L’ENLEVEMENT de Marco Bellocchio

Après avoir revisité la séquestration d’Aldo Moro dans la série Esterno Notte, Marco Bellocchio touche au cœur avec la tragédie d’Edgardo Mortara, enfant juif baptisé en secret et kidnappé par l’Eglise.

Les bambins ne sont pas en sécurité sur la Croisette. Après Le Ravissement d’Iris Kaltenbäckoù Hafsia Herzi soustrait un bébé à sa meilleure amie, au tour de Marco Bellocchio de donner dans le rapt d’enfant. De retour en compétition quatre ans après son fantastique Le Traître, le vétéran italien se saisit d’une affaire vieille d’un siècle et demi, à l’origine d’un scandale international : l’enlèvement par l’Eglise catholique d’Edgardo Mortara. Un kidnapping justifié par le baptême administré en secret par la servante de la famille, persuadé que le petit Bolonais était en chemin vers les limbes. Le sauvetage à des allures de condamnation pour Mortara, ainsi voué à être élevé dans la foi chrétienne, sous le regard attentif du pape Pie IX.

Et avec les pupilles de l’innocence d’Enea Sala, bouleversant en Edgardo Mortara. Bellocchio et sa caméra baignée de lyrisme se concentrent sur ces yeux restant grand ouverts. Il s’y lit toute la peur d’un gamin séparé de sa famille et de lui-même. Toute la confusion aussi, née de la confrontation initiale avec la liturgie et les offices d’une religion jusqu’ici ignorée. Paradoxalement, c’est en couvrant son regard qu’Edgardo se rappelle à ce qu’il est, par la récitation du shema. Dans ces yeux, on devine aussi de la terreur et de la tristesse face à un crucifix. Là où ses nouveaux coreligionnaires voient le fils de Dieu mourir pour nos péchés, Edgardo voit d’abord un homme à sauver qu’il faut aider à descendre de sa croix. Cette pulsion enfantine est l’occasion pour Bellocchio de se livrer au plus beau des élans fantasmagoriques du film.

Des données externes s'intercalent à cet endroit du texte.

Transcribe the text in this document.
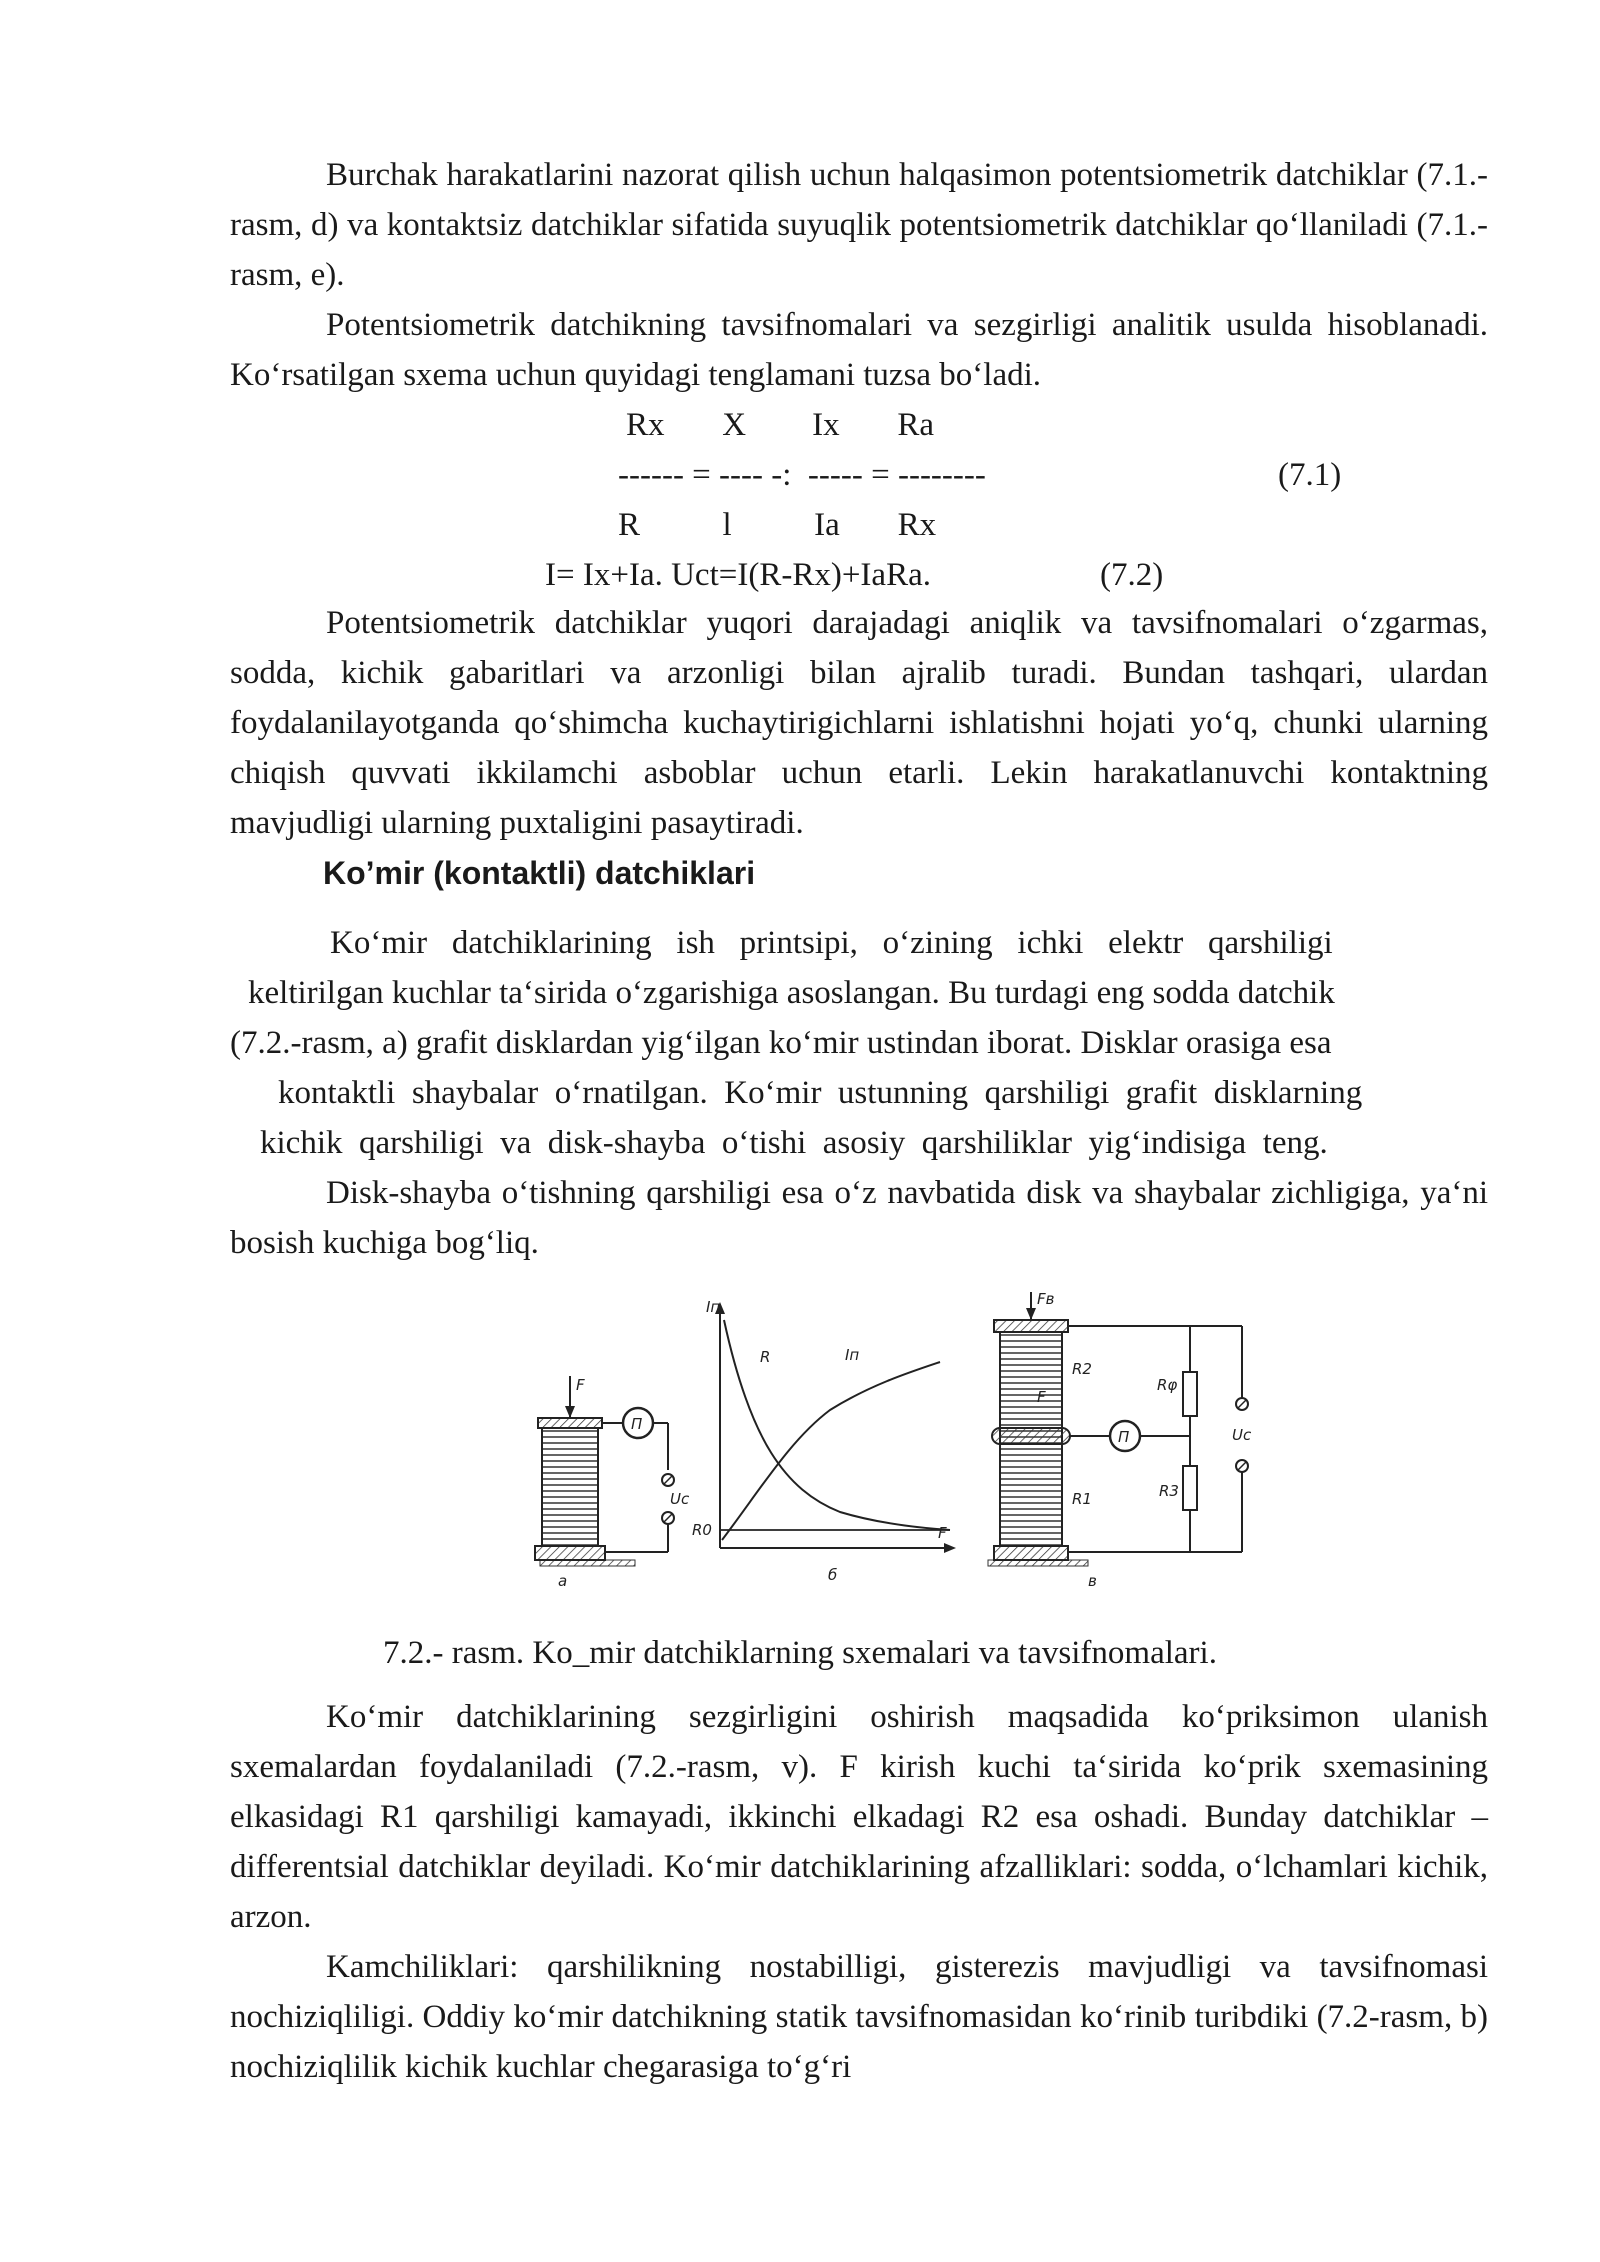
Burchak harakatlarini nazorat qilish uchun halqasimon potentsiometrik datchiklar (7.1.-rasm, d) va kontaktsiz datchiklar sifatida suyuqlik potentsiometrik datchiklar qo‘llaniladi (7.1.-rasm, e).

Potentsiometrik datchikning tavsifnomalari va sezgirligi analitik usulda hisoblanadi. Ko‘rsatilgan sxema uchun quyidagi tenglamani tuzsa bo‘ladi.

Rx       X        Ix       Ra

------ = ---- -:  ----- = --------	(7.1)

R          l          Ia       Rx

I= Ix+Ia. Uct=I(R-Rx)+IaRa.	(7.2)

Potentsiometrik datchiklar yuqori darajadagi aniqlik va tavsifnomalari o‘zgarmas, sodda, kichik gabaritlari va arzonligi bilan ajralib turadi. Bundan tashqari, ulardan foydalanilayotganda qo‘shimcha kuchaytirigichlarni ishlatishni hojati yo‘q, chunki ularning chiqish quvvati ikkilamchi asboblar uchun etarli. Lekin harakatlanuvchi kontaktning mavjudligi ularning puxtaligini pasaytiradi.

Ko’mir (kontaktli) datchiklari

Ko‘mir   datchiklarining   ish   printsipi,   o‘zining   ichki   elektr   qarshiligi

keltirilgan kuchlar ta‘sirida o‘zgarishiga asoslangan. Bu turdagi eng sodda datchik

(7.2.-rasm, a) grafit disklardan yig‘ilgan ko‘mir ustindan iborat. Disklar orasiga esa

kontaktli  shaybalar  o‘rnatilgan.  Ko‘mir  ustunning  qarshiligi  grafit  disklarning

kichik  qarshiligi  va  disk-shayba  o‘tishi  asosiy  qarshiliklar  yig‘indisiga  teng.

Disk-shayba o‘tishning qarshiligi esa o‘z navbatida disk va shaybalar zichligiga, ya‘ni bosish kuchiga bog‘liq.

F
П
Uc
a
Iп
F
R0
R	Iп
б
Fв
F
R2
R1
П
Rφ
R3
Uc
в

7.2.- rasm. Ko_mir datchiklarning sxemalari va tavsifnomalari.

Ko‘mir datchiklarining sezgirligini oshirish maqsadida ko‘priksimon ulanish sxemalardan foydalaniladi (7.2.-rasm, v). F kirish kuchi ta‘sirida ko‘prik sxemasining elkasidagi R1 qarshiligi kamayadi, ikkinchi elkadagi R2 esa oshadi. Bunday datchiklar – differentsial datchiklar deyiladi. Ko‘mir datchiklarining afzalliklari: sodda, o‘lchamlari kichik, arzon.

Kamchiliklari: qarshilikning nostabilligi, gisterezis mavjudligi va tavsifnomasi nochiziqliligi. Oddiy ko‘mir datchikning statik tavsifnomasidan ko‘rinib turibdiki (7.2-rasm, b) nochiziqlilik kichik kuchlar chegarasiga to‘g‘ri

Le Pie IX de L’Enlèvement, joué avec malice et onctuosité par Paolo Pierobon, n’est pas non plus épargné par les visions et les cauchemars. Ne serait-il pas d’ailleurs un enfant comme Edgardo ? Marco Bellocchio modèle le souverain pontife en un garnement cruel et capable d’humilier comme des élèves le feraient dans une cour de récré, un gamin capricieux n’en faisant qu’à sa tête et sourd aux remontrances. Cette inflexibilité de ce pape fort avec les faibles marque le signe de la fragilité de son pouvoir temporel, menacé par l’unification italienne en marche. Ce Risorgimento, arrivant un peu trop abruptement dans le récit, était destiné à recoller les morceaux de la péninsule. Entre Edgardo et le reste de sa famille, il sera surtout un autre motif de déchirement, contribuant à faire de L’Enlèvement une saisissante tragédie de l’aliénation.